Incendiary weapons are no 'allegation'
Reviewing the London-based anti-Iraq War play Falluja, New York Times reporter Jane Perlez wrote (5/29/07), "The denunciations of the United States are severe, particularly in the scenes that deal with the use of napalm in Fallujah, an allegation made by left-wing critics of the war but never substantiated."
She followed that complaint by reporting that the play's writer and director, Jonathan Holmes, "makes no pretense of objectivity," paraphrasing him as saying that he "strove for authority more than authenticity."
Unfortunately for the Times, which does make a pretense of objectivity, the US government did use the modern equivalent of napalm in Iraq. In a 2003 interview in the San Diego Union-Tribune (8/5/03), Marine Col. James Alles described the use of Mark 77 firebombs on targets in Iraq, saying, "We napalmed both those approaches."
While the Pentagon makes a distinction between the Mark 77 and napalm–the chemical formulation is slightly different, being based on kerosene rather than gasoline–it acknowledged to the Union-Tribune that the new weapon is routinely referred to as napalm because "its effect upon the target is remarkably similar."
"You can call it something other than napalm, but it's napalm," military analyst John Pike told the paper. In a column that appeared before his play premiered (London Guardian, 4/4/07), Falluja playwright and director Jonathan Holmes referred to it as a "napalm derivative."

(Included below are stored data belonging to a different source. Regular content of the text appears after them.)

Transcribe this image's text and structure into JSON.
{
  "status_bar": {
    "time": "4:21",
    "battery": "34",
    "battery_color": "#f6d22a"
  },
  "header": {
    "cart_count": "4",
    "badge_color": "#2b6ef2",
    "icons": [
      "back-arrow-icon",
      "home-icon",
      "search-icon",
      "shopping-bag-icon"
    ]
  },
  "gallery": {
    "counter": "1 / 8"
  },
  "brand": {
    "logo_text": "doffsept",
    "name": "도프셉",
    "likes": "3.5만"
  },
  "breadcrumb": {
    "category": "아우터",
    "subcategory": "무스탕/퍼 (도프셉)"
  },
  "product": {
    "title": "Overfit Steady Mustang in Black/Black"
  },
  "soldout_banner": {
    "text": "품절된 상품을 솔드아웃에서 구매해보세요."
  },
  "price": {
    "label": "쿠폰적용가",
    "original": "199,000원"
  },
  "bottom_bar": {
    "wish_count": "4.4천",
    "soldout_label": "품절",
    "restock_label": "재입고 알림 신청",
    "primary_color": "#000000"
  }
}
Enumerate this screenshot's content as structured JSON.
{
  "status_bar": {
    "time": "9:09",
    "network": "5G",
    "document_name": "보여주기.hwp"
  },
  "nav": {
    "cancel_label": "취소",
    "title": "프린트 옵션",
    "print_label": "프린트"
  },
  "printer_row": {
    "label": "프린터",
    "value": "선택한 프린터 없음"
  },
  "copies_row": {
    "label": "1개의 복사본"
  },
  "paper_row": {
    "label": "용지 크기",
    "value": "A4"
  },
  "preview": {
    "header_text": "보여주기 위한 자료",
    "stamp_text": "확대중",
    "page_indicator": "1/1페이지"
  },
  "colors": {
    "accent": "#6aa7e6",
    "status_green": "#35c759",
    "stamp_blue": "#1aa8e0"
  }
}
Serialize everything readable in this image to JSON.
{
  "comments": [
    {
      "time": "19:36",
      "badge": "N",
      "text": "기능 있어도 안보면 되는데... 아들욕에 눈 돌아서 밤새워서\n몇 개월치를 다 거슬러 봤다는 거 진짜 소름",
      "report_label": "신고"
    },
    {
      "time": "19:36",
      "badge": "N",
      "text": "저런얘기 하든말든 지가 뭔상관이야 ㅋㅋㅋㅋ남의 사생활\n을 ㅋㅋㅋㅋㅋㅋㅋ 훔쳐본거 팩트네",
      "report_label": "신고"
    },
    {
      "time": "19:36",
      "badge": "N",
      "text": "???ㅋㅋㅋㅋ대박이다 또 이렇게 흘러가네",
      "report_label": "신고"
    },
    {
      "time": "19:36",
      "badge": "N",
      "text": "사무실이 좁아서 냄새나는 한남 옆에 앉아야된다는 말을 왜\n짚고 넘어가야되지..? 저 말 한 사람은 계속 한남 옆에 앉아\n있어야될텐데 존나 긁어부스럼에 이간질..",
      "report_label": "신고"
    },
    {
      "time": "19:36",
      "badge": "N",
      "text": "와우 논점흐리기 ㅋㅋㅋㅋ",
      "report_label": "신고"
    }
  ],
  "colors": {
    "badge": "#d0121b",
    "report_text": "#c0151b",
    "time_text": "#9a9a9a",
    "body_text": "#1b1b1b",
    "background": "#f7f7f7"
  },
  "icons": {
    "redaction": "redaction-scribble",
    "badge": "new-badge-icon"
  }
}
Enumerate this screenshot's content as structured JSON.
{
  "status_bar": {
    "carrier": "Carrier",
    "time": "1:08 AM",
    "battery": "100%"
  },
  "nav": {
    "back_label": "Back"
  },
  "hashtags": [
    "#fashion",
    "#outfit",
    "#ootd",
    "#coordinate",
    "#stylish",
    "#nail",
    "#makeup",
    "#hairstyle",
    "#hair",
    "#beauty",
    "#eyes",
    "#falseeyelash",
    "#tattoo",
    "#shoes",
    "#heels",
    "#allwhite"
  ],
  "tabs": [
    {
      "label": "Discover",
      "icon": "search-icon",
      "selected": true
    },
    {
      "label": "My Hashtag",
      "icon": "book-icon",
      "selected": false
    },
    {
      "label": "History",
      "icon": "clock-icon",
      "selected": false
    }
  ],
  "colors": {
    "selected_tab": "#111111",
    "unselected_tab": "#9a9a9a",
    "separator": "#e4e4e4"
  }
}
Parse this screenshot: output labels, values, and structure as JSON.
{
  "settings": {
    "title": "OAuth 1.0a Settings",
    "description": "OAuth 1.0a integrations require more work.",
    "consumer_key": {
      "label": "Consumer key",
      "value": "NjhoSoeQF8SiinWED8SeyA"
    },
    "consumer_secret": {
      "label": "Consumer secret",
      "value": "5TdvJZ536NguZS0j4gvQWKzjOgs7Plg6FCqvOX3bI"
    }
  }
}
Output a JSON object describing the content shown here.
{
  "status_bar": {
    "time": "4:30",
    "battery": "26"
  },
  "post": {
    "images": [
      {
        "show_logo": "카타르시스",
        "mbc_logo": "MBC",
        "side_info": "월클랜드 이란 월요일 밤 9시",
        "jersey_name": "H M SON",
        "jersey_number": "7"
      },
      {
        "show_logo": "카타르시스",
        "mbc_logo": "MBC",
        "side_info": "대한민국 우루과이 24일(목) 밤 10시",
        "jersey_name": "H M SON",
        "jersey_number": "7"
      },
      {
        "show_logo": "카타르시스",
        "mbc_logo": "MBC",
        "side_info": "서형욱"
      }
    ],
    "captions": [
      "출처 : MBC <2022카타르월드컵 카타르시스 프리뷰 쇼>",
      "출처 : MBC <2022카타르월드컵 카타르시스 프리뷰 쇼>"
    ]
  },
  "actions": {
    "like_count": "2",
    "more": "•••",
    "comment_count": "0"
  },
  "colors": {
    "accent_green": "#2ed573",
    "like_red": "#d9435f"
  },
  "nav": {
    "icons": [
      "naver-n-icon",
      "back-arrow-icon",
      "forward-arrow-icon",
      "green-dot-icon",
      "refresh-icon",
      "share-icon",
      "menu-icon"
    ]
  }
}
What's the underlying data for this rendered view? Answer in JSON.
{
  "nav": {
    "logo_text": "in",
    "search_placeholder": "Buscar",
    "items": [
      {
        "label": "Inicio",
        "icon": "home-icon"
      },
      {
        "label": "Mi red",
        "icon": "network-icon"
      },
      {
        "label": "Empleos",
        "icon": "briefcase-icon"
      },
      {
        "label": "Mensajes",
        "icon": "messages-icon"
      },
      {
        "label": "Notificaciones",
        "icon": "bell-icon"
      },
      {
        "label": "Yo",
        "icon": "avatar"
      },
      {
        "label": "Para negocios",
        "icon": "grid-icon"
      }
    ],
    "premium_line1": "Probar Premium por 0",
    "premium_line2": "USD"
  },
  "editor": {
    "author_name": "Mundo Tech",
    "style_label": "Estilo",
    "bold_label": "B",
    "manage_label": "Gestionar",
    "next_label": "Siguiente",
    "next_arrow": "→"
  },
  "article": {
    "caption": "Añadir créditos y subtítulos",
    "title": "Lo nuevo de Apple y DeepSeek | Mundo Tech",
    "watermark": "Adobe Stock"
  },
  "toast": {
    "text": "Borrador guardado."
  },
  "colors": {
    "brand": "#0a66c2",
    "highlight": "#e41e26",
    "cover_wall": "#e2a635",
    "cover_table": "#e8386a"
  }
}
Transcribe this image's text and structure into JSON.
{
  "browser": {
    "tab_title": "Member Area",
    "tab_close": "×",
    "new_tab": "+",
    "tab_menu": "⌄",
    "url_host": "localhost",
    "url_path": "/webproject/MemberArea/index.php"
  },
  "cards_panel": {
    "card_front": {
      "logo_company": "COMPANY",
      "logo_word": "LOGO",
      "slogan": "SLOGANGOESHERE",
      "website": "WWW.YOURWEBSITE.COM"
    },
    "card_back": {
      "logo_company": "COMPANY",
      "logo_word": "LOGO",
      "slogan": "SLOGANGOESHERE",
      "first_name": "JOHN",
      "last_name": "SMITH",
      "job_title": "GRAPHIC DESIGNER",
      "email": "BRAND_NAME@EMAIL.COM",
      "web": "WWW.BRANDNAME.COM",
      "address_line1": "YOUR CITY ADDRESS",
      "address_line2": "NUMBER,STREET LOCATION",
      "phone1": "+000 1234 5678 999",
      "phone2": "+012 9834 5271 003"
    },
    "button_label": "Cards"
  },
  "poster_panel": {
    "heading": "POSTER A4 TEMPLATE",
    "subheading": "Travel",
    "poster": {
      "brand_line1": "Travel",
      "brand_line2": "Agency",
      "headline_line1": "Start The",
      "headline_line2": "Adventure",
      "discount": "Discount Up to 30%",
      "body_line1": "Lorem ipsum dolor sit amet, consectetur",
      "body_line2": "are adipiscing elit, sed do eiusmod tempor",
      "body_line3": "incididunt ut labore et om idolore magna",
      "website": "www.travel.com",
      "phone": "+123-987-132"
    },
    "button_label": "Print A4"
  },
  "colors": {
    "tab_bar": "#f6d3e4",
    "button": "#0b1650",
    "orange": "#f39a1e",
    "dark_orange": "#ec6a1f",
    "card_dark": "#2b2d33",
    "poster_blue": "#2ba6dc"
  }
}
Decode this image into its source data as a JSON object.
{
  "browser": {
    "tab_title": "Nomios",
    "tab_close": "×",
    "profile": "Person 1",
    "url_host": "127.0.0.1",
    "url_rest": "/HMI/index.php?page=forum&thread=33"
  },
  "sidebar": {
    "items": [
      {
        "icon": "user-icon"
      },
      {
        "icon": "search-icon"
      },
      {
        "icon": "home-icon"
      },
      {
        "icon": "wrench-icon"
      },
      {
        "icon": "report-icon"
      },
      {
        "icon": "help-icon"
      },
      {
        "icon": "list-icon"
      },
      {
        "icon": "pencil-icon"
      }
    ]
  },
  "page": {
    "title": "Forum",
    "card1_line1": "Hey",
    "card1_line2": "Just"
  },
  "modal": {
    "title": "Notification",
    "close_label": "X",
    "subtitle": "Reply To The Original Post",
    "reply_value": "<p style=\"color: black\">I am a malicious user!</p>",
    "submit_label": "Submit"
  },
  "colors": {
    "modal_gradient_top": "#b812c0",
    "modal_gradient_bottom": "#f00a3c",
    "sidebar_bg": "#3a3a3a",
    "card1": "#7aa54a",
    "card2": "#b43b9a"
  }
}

But the major controversy over the use of incendiary weapons in Falluja involved not napalm but white phosphorus. As with napalm, US officials initially denied that white phosphorus had been used as a weapon there. In London, US ambassador Robert Tuttle told The Independent (11/15/05) that "US forces do not use napalm or white phosphorus as weapons," only "as obscurants or smoke screens and for target marking."
After it was discovered that the military journal Field Artillery (3-4/05) had quoted veterans of the Falluja campaign boasting that white phosphorus was such "an effective and versatile munition" that they "saved our WP for lethal missions," however, the US government was forced to backtrack. "Yes, it was used as an incendiary weapon against enemy combatants," Col. Barry Venable told the BBC (11/15/05).
As Seth Ackerman documented (Extra!, 3-4/06), the New York Times had accepted the initial denials of the use of white phosphorus as a weapon. An article about US intelligence monitoring the foreign press (11/13/05) cited such claims as examples of the flimsy anti-American charges in the overseas media, noting that "the mainstream American news media" had "largely ignored the claim," since its "reporters had witnessed the fighting [in Falluja] and apparently seen no evidence" of white phosphorus weaponry.
After the Pentagon admitted using white phosphorus, however, the Times ran a strong editorial (11/29/05) calling for a ban on its use. "All of us, including Americans, are safer in a world in which certain forms of conduct are regarded as too inhumane even for war. That is why...the United States should stop using white phosphorus."
Independent correspondent Dahr Jamail, whose reporting from Falluja inspired one of the play's characters, wrote to the New York Times to take issue with Perlez's dismissal of the play's references to napalm. Jamail pointed out that the use of white phosphorus in Falluja was an "'allegation'...confirmed by the Pentagon itself nearly one year after it was initially reported by myself, as well as other outlets in the Middle East."
Jamail also noted out that Perlez had incorrectly described him as Canadian, when he is actually a US citizen. The Times ran a correction (6/7/07) on the nationality mistake, but declined to correct the more serious error of dismissing the US's incendiary weapons attacks as an "allegation" that was "never substantiated."
If Perlez meant to say that the US military had only confirmed the use of a napalm-like weapon elsewhere in Iraq, not in Falluja, while the only incendiary weapon admitted to have been used in Falluja was white phosphorus, then that's a very slender technicality with which to call into question the "objectivity" and "authenticity" of a playwright.
It was good of the Times, in its November 2005 editorial, to condemn the use of inhumane weapons that burn their victims alive. But it's too bad that its reporter didn't recall that editorial when presenting the use of similar weaponry as an unsubstantiated left-wing charge.
And it's especially unfortunate that, even when this lapse was pointed out to the paper, it couldn't bring itself to correct the record, choosing to be fastidious only when it comes to secondary details like nationality.